Zunächst ein paar Worte zu dessen bemerkenswerter Struktur. Nachdem Sie über zwei Spalten Ihre Version des Gesprächs wiedergeben, das wir vor der Sendung führten, gehen Sie in der dritten Spalte unvermittelt dazu über, in groben Zügen die Funktionsweise einer Fernsehsendung kritisch darzustellen. Eine rasche Lektüre könnte zu der Annahme verleiten, daß sich dieses wenig schmeichelhafte Resümee auf „Arrêt sur images“ bezieht, während Sie in Wirklichkeit „La marche du siècle“, eine Sendung auf France 3, beschreiben, an der Sie vor ein paar Jahren ebenfalls teilnahmen. Aber weil ich unmöglich glauben kann, diese Zweideutigkeit sei Ihnen absichtlich unterlaufen, will ich nicht weiter darauf herumreiten.

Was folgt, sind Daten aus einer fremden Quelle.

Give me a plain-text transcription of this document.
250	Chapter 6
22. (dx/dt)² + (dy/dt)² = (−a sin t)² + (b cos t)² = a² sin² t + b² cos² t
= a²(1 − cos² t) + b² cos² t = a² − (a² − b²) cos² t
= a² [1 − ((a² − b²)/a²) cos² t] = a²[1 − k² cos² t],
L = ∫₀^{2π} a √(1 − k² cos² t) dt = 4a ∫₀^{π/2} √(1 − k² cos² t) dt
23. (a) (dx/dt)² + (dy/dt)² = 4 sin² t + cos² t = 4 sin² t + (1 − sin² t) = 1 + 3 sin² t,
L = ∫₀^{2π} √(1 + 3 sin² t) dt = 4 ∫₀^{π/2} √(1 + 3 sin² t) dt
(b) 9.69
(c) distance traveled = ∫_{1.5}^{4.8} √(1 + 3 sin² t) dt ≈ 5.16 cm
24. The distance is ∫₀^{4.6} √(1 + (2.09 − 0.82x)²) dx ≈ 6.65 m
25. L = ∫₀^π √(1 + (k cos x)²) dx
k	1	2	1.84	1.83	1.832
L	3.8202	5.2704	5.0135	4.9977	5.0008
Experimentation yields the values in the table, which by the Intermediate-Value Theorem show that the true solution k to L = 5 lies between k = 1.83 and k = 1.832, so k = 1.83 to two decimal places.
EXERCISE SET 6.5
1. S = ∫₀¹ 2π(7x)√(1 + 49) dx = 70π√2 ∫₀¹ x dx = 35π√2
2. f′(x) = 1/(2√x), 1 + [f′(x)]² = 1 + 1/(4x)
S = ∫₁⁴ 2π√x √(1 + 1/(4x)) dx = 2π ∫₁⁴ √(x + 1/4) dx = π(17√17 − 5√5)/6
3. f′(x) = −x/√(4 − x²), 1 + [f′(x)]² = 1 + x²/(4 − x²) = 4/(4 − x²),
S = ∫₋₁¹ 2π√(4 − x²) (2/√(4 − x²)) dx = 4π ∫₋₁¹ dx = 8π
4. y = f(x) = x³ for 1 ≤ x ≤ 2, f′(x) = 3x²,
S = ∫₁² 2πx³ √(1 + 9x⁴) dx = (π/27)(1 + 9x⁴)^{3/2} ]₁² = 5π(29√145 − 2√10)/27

Interessanter erscheint mir, daß dieser Text einige überraschende blinde Flecken in Ihrem Denken und Ihrem Weltbild zu erkennen gibt. Und das beginnt beim Fernsehen selbst. Denn worauf laufen Ihre Vorwürfe im wesentlichen hinaus? Doch darauf, daß man Ihnen nicht die völlige Herrschaft über den Ablauf der Sendung gelassen hat. Sie hätten am liebsten sowohl die Zusammensetzung der Gesprächsrunde als auch die Auswahl der Filmausschnitte bestimmt. Sie mit Widersachern zu konfrontieren, Sie zu unterbrechen, und sei es mit allem Respekt, die von Ihnen selbst gewünschten Filmsequenzen, die ihre Thesen untermauern sollten, durch weitere zu ergänzen, das war in Ihren Augen eine Majestätsbeleidigung. Man diskutiert nicht mit Pierre Bourdieu, man leistet Pierre Bourdieu keine Widerrede, man mischt sich nicht ein, wenn Pierre Bourdieu redet. So einfach ist das! Sie wollten allein auftreten, mit ihren Bildern, um ihre Botschaft zu übermitteln. Das Fernsehen hatte abzudanken. Wenn man Sie recht versteht, gibt es im Grunde nur eine mögliche Form der Kommunikation: die professorale Vorlesung am Collège de France.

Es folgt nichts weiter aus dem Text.